The net players make an extra effort to get back on the field

Joe Harris, Ben Simmons, TJ Warren, Markive Morris and possibly Edmund Sumner are likely to play big minutes in the Nets rotation this season. Much of the fans’ hopes have been invested in these players, who gathered last year to play just 31 games, 17 for Maurice, 14 for Harris. The rest of them – Simmons, Warren and Sumner – were disqualified in 2021-22: no games were played.

Last week, we learned from Brian Lewis that Joe Harris is ready to go after undergoing two surgeries in November and exercising on his left ankle.

“Yes. All is well. All is well,” Harris. Agent Mark Bartelstein said. “He’s healthy. He’s in a great place. He’s ready to go for sure.”

Now, Sunday, Lewis is reporting on what Sumner hinted in a tweet 10 days ago, that he, too, is ready to go, saying he’s reached a milestone, which means he’s gone five to five for the first time. The Nets agreed to sign him after an exercise in June when his rehab was still underway. His surgeon is Nets foot and ankle specialist Dr. Martin O’Malley who also did Kevin Durant’s Achilles work.

He’ll be right where he needs to be,” said Sumner coach Mike Robertson. “He’s back to five on five now, up and down the field. The last stage is now getting used to playing regularly, putting his legs under him. … I am sure he will be back and doing very well as the year begins.”

There is no word yet on the rest of the nets walking wounded. The last we heard about Simmons (back surgery) was from Shams Al Shaaraniyah. On August 22, he wrote, “Simmons has been acquitted of basketball activities three on three after back surgery in May, and is on track to be acquitted of full five-to-five activities in the coming weeks,”

There is no word on whether he has advanced to five over five although the Nets’ social media has been filled with pictures of him on the court, in the weight room. Same with Sumner (Achilles), Warren (foot) and Maurice (neck.) Everyone should be back and ready to go through training camp, now only eight days away. (And at the start of camp, nearly every team will reveal some minor medical issues that don’t quite amount to a dreaded “medical update” but can keep players on the sidelines for part of the camp.)

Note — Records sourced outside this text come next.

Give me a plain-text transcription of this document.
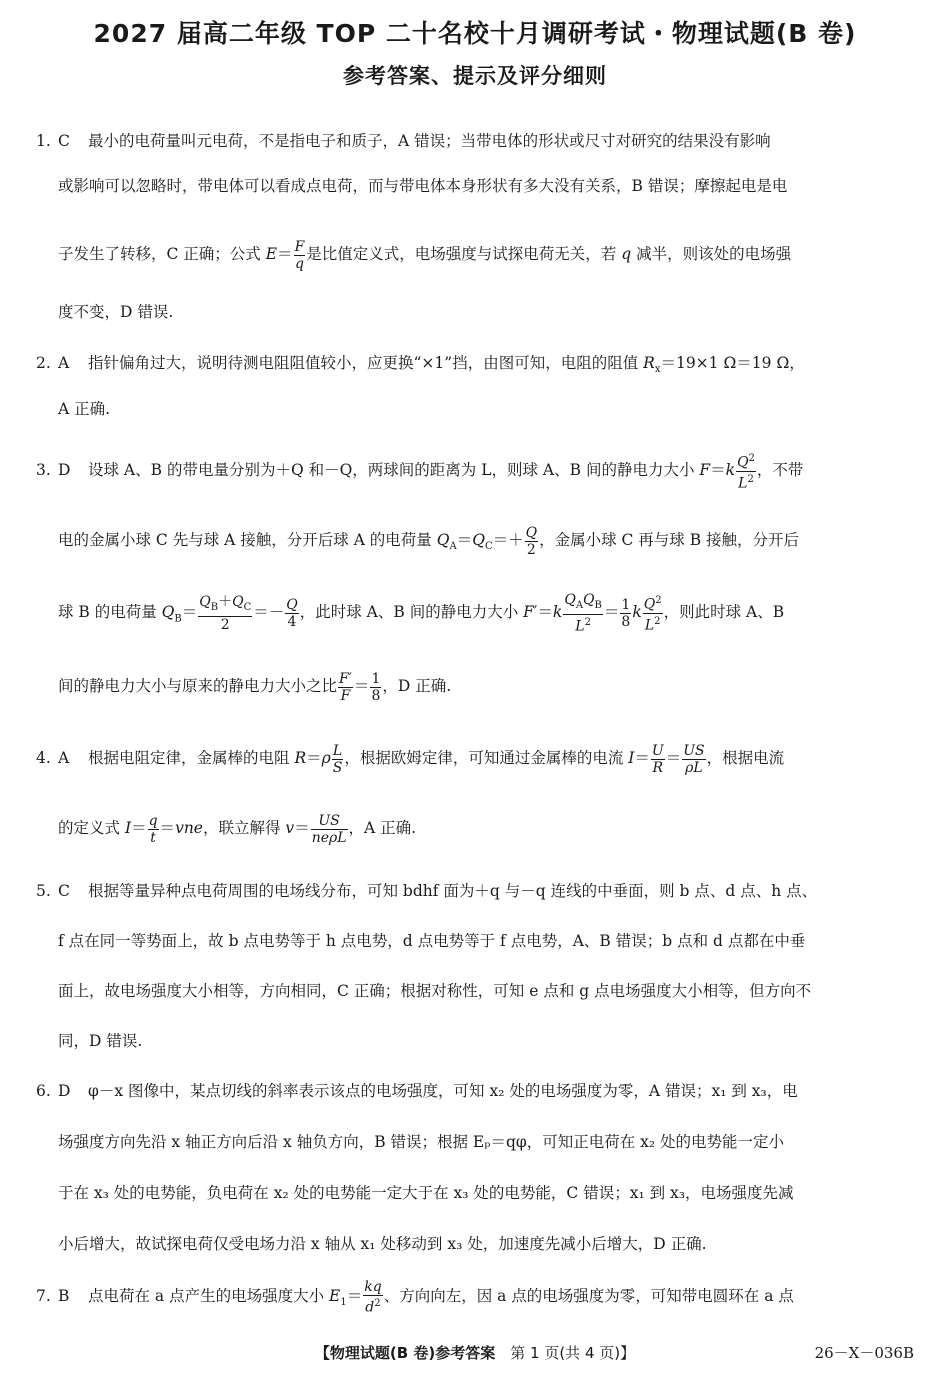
2027 届高二年级 TOP 二十名校十月调研考试・物理试题(B 卷)
参考答案、提示及评分细则
1. C 最小的电荷量叫元电荷，不是指电子和质子，A 错误；当带电体的形状或尺寸对研究的结果没有影响
或影响可以忽略时，带电体可以看成点电荷，而与带电体本身形状有多大没有关系，B 错误；摩擦起电是电
子发生了转移，C 正确；公式 $E= \frac{F}{q}$ 是比值定义式，电场强度与试探电荷无关，若 q 减半，则该处的电场强
度不变，D 错误.
2. A 指针偏角过大，说明待测电阻阻值较小，应更换“×1”挡，由图可知，电阻的阻值 $R_x=19\times 1$ Ω＝19 Ω，
A 正确.
3. D 设球 A、B 的带电量分别为＋Q 和－Q，两球间的距离为 L，则球 A、B 间的静电力大小 $F=k \frac{Q^2}{L^2}$ ，不带
电的金属小球 C 先与球 A 接触，分开后球 A 的电荷量 $Q_A=Q_C=+ \frac{Q}{2}$ ，金属小球 C 再与球 B 接触，分开后
球 B 的电荷量 $Q_B= \frac{Q_B+Q_C}{2} =- \frac{Q}{4}$ ，此时球 A、B 间的静电力大小 $F'=k \frac{Q_AQ_B}{L^2} = \frac{1}{8}$ k $\frac{Q^2}{L^2}$ ，则此时球 A、B
间的静电力大小与原来的静电力大小之比 $\frac{F'}{F} = \frac{1}{8}$ ，D 正确.
4. A 根据电阻定律，金属棒的电阻 $R=\rho \frac{L}{S}$ ，根据欧姆定律，可知通过金属棒的电流 $I= \frac{U}{R} = \frac{US}{\rho L}$ ，根据电流
的定义式 $I= \frac{q}{t} =vne$，联立解得 $v= \frac{US}{\text{neρL}}$ ，A 正确.
5. C 根据等量异种点电荷周围的电场线分布，可知 bdhf 面为＋q 与－q 连线的中垂面，则 b 点、d 点、h 点、
f 点在同一等势面上，故 b 点电势等于 h 点电势，d 点电势等于 f 点电势，A、B 错误；b 点和 d 点都在中垂
面上，故电场强度大小相等，方向相同，C 正确；根据对称性，可知 e 点和 g 点电场强度大小相等，但方向不
同，D 错误.
6. D φ－x 图像中，某点切线的斜率表示该点的电场强度，可知 x₂ 处的电场强度为零，A 错误；x₁ 到 x₃，电
场强度方向先沿 x 轴正方向后沿 x 轴负方向，B 错误；根据 Eₚ＝qφ，可知正电荷在 x₂ 处的电势能一定小
于在 x₃ 处的电势能，负电荷在 x₂ 处的电势能一定大于在 x₃ 处的电势能，C 错误；x₁ 到 x₃，电场强度先减
小后增大，故试探电荷仅受电场力沿 x 轴从 x₁ 处移动到 x₃ 处，加速度先减小后增大，D 正确.
7. B 点电荷在 a 点产生的电场强度大小 $E_1= \frac{kq}{d^2}$ 、方向向左，因 a 点的电场强度为零，可知带电圆环在 a 点
【物理试题(B 卷)参考答案　 第 1 页(共 4 页)】	26－X－036B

Meanwhile, as Lewis notes, players have gone through a lot to get where they are now. He often outlines what Sumner, who blew his Achilles a year ago, did in recent weeks as he prepared for the Nets season, explaining matters in Sunday’s opening paragraphs:

The day before Edmund Sumner’s wedding, he was at the gym, working out and rehabilitating his torn Achilles tendon.

The day before you fly to Bora Bora for your honeymoon in the South Pacific? He’s back again, putting in that sweat at the Indiana gym.

His coach said putting in the extra effort is what Sumner is all about. He not only underwent hyperbaric oxygen therapy (breathing pure oxygen in a room with a two- or even three-fold increase in air pressure), but quadrupled the norm.

“The standard protocol is five times a week for two weeks,” Robertson told the newspaper. “This guy, he did 40 sessions over the next eight weeks…to speed up the healing process and heal the hock faster.…he knew exactly how to attack the process.”

The Networks won’t need Sumner as much as Simmons, Harris or Warren this season. The 6’6″, 26-year-old can play in both guard and winger positions. He’s also an excellent defender, so he’s likely to get a few minutes with the Nets. Like Warren and Morris, he’s a low-risk signing with high rewards. He has a partial guarantee and if he plays well this season, the Nets can keep him for a minimum of a second year from the vets.

But regardless of the money and the length of the contract, what Sumner and the others have done so far has to do with love of the game, love of work. Can’t help rooting to get back. As Lewis also notes, “The Nets ended their unfortunate 2021-22 season by pledging to return to their bold identity and work ethic, and one thing is crystal clear: their new goalkeeper fits the bill.”